Similarly, less than a week after the release of the UMass Amherst paper, the Washington Post’s editorial board reiterated its support for an “aggressive response” to the country’s “long-term fiscal predicament” and insisted that its “reliance on the Reinhart-Rogoff hypothesis to justify ‘austerity’” had been “rather overstated in some quarters.”

In Europe, some of the enthusiasm for austerity may have dimmed, but that possible shift in elite sentiment has yet to bear fruit, and seems to have little to do with the stateside Reinhart-Rogoff debate. On Sunday, the Greek parliament approved the latest of its austerity reforms, opening the door to mass public sector layoffs.

Furth continues to support cutting government spending in the United States. Europe’s economic woes, he said, have more to do with tax hikes than spending cuts.

“Given the state of capital markets and the political conversation in the United States, the way that debt would be hurting growth right now…is by making people fear future taxes,” he said.
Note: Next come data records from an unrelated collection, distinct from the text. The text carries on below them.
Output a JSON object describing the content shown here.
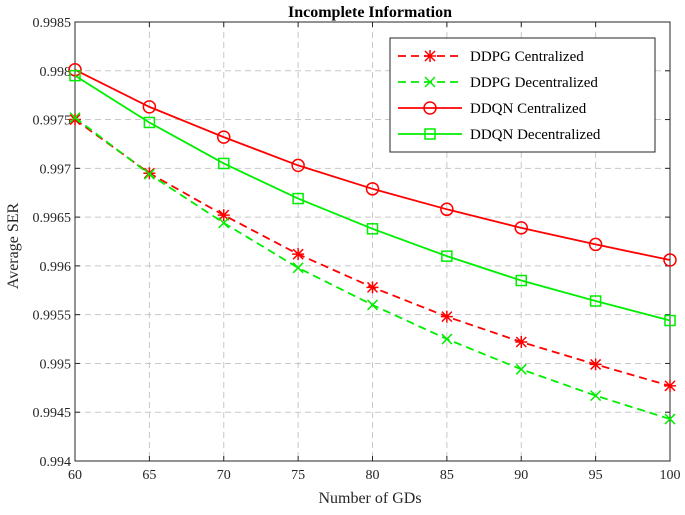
{
  "chart_data": {
    "type": "line",
    "title": "Incomplete Information",
    "xlabel": "Number of GDs",
    "ylabel": "Average SER",
    "xlim": [
      60,
      100
    ],
    "ylim": [
      0.994,
      0.9985
    ],
    "x_ticks": [
      60,
      65,
      70,
      75,
      80,
      85,
      90,
      95,
      100
    ],
    "x_tick_labels": [
      "60",
      "65",
      "70",
      "75",
      "80",
      "85",
      "90",
      "95",
      "100"
    ],
    "y_ticks": [
      0.994,
      0.9945,
      0.995,
      0.9955,
      0.996,
      0.9965,
      0.997,
      0.9975,
      0.998,
      0.9985
    ],
    "y_tick_labels": [
      "0.994",
      "0.9945",
      "0.995",
      "0.9955",
      "0.996",
      "0.9965",
      "0.997",
      "0.9975",
      "0.998",
      "0.9985"
    ],
    "grid": true,
    "legend_position": "top-right",
    "x": [
      60,
      65,
      70,
      75,
      80,
      85,
      90,
      95,
      100
    ],
    "series": [
      {
        "name": "DDPG Centralized",
        "color": "#ff0000",
        "line_style": "dashed",
        "marker": "asterisk",
        "values": [
          0.9975,
          0.99695,
          0.99652,
          0.99612,
          0.99578,
          0.99548,
          0.99522,
          0.99499,
          0.99477
        ]
      },
      {
        "name": "DDPG Decentralized",
        "color": "#00ee00",
        "line_style": "dashed",
        "marker": "x",
        "values": [
          0.99752,
          0.99694,
          0.99644,
          0.99598,
          0.9956,
          0.99525,
          0.99494,
          0.99467,
          0.99443
        ]
      },
      {
        "name": "DDQN Centralized",
        "color": "#ff0000",
        "line_style": "solid",
        "marker": "circle",
        "values": [
          0.99801,
          0.99763,
          0.99732,
          0.99703,
          0.99679,
          0.99658,
          0.99639,
          0.99622,
          0.99606
        ]
      },
      {
        "name": "DDQN Decentralized",
        "color": "#00ee00",
        "line_style": "solid",
        "marker": "square",
        "values": [
          0.99795,
          0.99747,
          0.99705,
          0.99669,
          0.99638,
          0.9961,
          0.99585,
          0.99564,
          0.99544
        ]
      }
    ]
  }
}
Cutting spending and reforming entitlements, he argued, would give people “the rational belief that taxes are going to stay where the are.”

In other words, the damage done to Reinhart-Rogoff’s public image has left conservative proponents of shrinking government spending unfazed. That’s because Reinhart and Rogoff are far from the only economists to claim that a nation’s debt-to-GDP ratio is connected to its rate of economic growth. Even the UMass Amherst study showed that correlation; it just suggested that the correlation was weaker than Reinhart and Rogoff claimed, and that the 90% debt-to-GDP “tipping point” was an illusion.

That tipping point “was always a stretch, and is now quite clearly inconsistent with the balance of evidence,” wrote economists Betsey Stevenson and Justin Wolfers on Sunday. “Unfortunately, it’s the sort of sound bite that the media and our politicians sound irresistible.”

More tendentious is the claim that high debt causes slow growth instead of just being correlated with it. While this is a central rationale for cutting spending, there is no firm consensus regarding whether it is true. Even Furth, while citing other studies which seek to establish the causal link exists, cautioned, “there’s almost no kind of empirical finding in this kind of macroeconomics that couldn’t one day be overturned.”